We find Mr. Corin’s 2015 interview very prophetic. Under Mr. Corin’s leadership, Q BioMed has grown is product pipeline to 4 products which has demonstrated his ability to execute on his vision. We believe that Q BioMed’s management team has executed very well against its target milestones over the last 2 years, and we look forward to seeing the company continue to achieve its next set of milestones in 2018 and 2019.

Additionally, there have been some significant corporate developments that have recently occurred, possibly showing their hand in the goals for an near-term up-listing to NASDAQ.
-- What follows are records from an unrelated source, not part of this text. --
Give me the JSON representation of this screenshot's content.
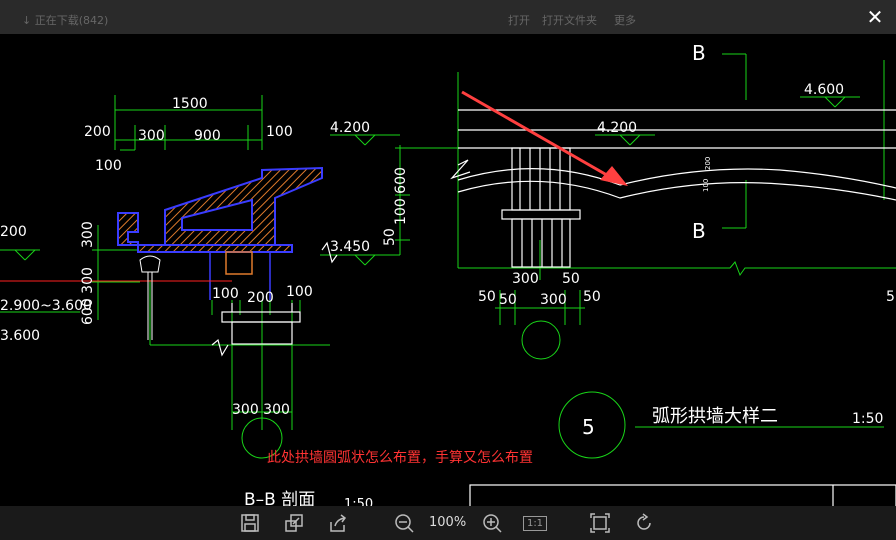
{
  "topbar": {
    "download_label": "正在下载(842)",
    "ghost_open": "打开",
    "ghost_open_folder": "打开文件夹",
    "ghost_more": "更多"
  },
  "drawing": {
    "left_section": {
      "title": "B–B 剖面",
      "scale": "1:50",
      "dim_top": "1500",
      "dim_200": "200",
      "dim_300": "300",
      "dim_900": "900",
      "dim_100_right": "100",
      "dim_100_left": "100",
      "elev_4200": "4.200",
      "elev_3450": "3.450",
      "dim_100_600": "100 600",
      "dim_50": "50",
      "dim_300_vert": "300",
      "dim_600_300": "600 300",
      "elev_200_left": "200",
      "elev_range": "2.900~3.600",
      "elev_3600": "3.600",
      "bottom_100a": "100",
      "bottom_200": "200",
      "bottom_100b": "100",
      "base_300_300": "300 300"
    },
    "right_section": {
      "label_b_top": "B",
      "label_b_bottom": "B",
      "elev_4600": "4.600",
      "elev_4200": "4.200",
      "small_200": "200",
      "small_100": "100",
      "dim_300": "300",
      "dim_50": "50",
      "dim_50_left": "50",
      "dim_50_a": "50",
      "dim_300_b": "300",
      "dim_50_b": "50",
      "dim_5_right": "5",
      "detail_number": "5",
      "detail_title": "弧形拱墙大样二",
      "detail_scale": "1:50"
    },
    "annotation": "此处拱墙圆弧状怎么布置，手算又怎么布置",
    "colors": {
      "green": "#19d419",
      "white": "#ffffff",
      "blue": "#3a3cff",
      "red_arrow": "#ff4040",
      "annotation_red": "#ff3333",
      "orange": "#e07b2c"
    }
  },
  "toolbar": {
    "save_icon": "save-icon",
    "zoom_level": "100%",
    "actual_size_label": "1:1"
  }
}
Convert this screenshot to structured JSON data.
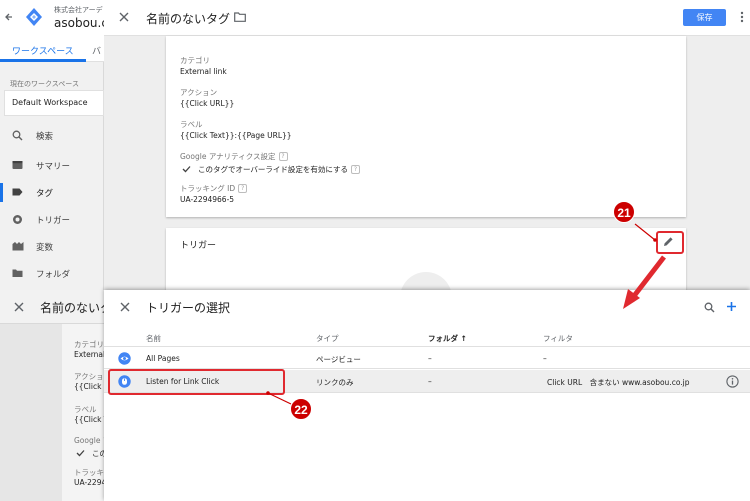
{
  "app": {
    "company": "株式会社アーデ",
    "account": "asobou.co",
    "accent_color": "#1a73e8",
    "tab_active": "ワークスペース",
    "tab_next": "バ"
  },
  "workspace": {
    "label": "現在のワークスペース",
    "name": "Default Workspace"
  },
  "sidebar": {
    "search_label": "検索",
    "items": [
      {
        "label": "サマリー",
        "icon": "summary-icon"
      },
      {
        "label": "タグ",
        "icon": "tag-icon"
      },
      {
        "label": "トリガー",
        "icon": "trigger-icon"
      },
      {
        "label": "変数",
        "icon": "variable-icon"
      },
      {
        "label": "フォルダ",
        "icon": "folder-icon"
      }
    ]
  },
  "tag_editor": {
    "title": "名前のないタグ",
    "save_label": "保存",
    "category_label": "カテゴリ",
    "category_value": "External link",
    "action_label": "アクション",
    "action_value": "{{Click URL}}",
    "label_label": "ラベル",
    "label_value": "{{Click Text}}:{{Page URL}}",
    "ga_settings_label": "Google アナリティクス設定",
    "override_label": "このタグでオーバーライド設定を有効にする",
    "tracking_id_label": "トラッキング ID",
    "tracking_id_value": "UA-2294966-5",
    "trigger_section_label": "トリガー"
  },
  "background_tag_editor": {
    "title": "名前のないタ",
    "category_label": "カテゴリ",
    "category_value": "External l",
    "action_label": "アクショ",
    "action_value": "{{Click UR",
    "label_label": "ラベル",
    "label_value": "{{Click Te",
    "ga_label": "Google ア",
    "override_label": "この",
    "tracking_label": "トラッキン",
    "tracking_value": "UA-22949"
  },
  "trigger_chooser": {
    "title": "トリガーの選択",
    "columns": {
      "name": "名前",
      "type": "タイプ",
      "folder": "フォルダ ↑",
      "filter": "フィルタ"
    },
    "rows": [
      {
        "name": "All Pages",
        "type": "ページビュー",
        "folder": "–",
        "filter": "–",
        "icon": "eye-icon"
      },
      {
        "name": "Listen for Link Click",
        "type": "リンクのみ",
        "folder": "–",
        "filter": "Click URL　含まない www.asobou.co.jp",
        "icon": "link-click-icon"
      }
    ]
  },
  "annotations": {
    "badge_21": "21",
    "badge_22": "22",
    "highlight_color": "#e0292f"
  }
}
Specifically, the company has retired all of its debt; has added independent directors to its Board, and is raising shareholder friendly capital to bolster its balance sheet reserves. These activities are commonly done by companies who are readying themselves to up-list to a major exchange. We believe that Q BioMed’s recent corporate structural activities have positioned the company for a similar opportunity, and it is something that potential investors will want to factor into their decision, sooner rather than later.

We would not be surprised in the least if we see an early share-price double in the coming months as next round news is released on Q BioMed Inc. (OTC: QBIO), but first things first. In order to be in the game you must own QBIO. Don’t you end up kicking yourself later for missing out, so start your own research on Q BioMed, Inc. now and be sure to show this information to your broker. Everything we have noted above is easy to verify through publicly available sources and we are confident that you will agree that Q BioMed holds strong upside from current price levels.

Remember, with every stock situation, it is crucial that you follow our stated mantra of protecting partial gains on your way up. We’ll also be announcing specific profit intervals that you can follow each and every step of the way at TheMoneyStreet .com.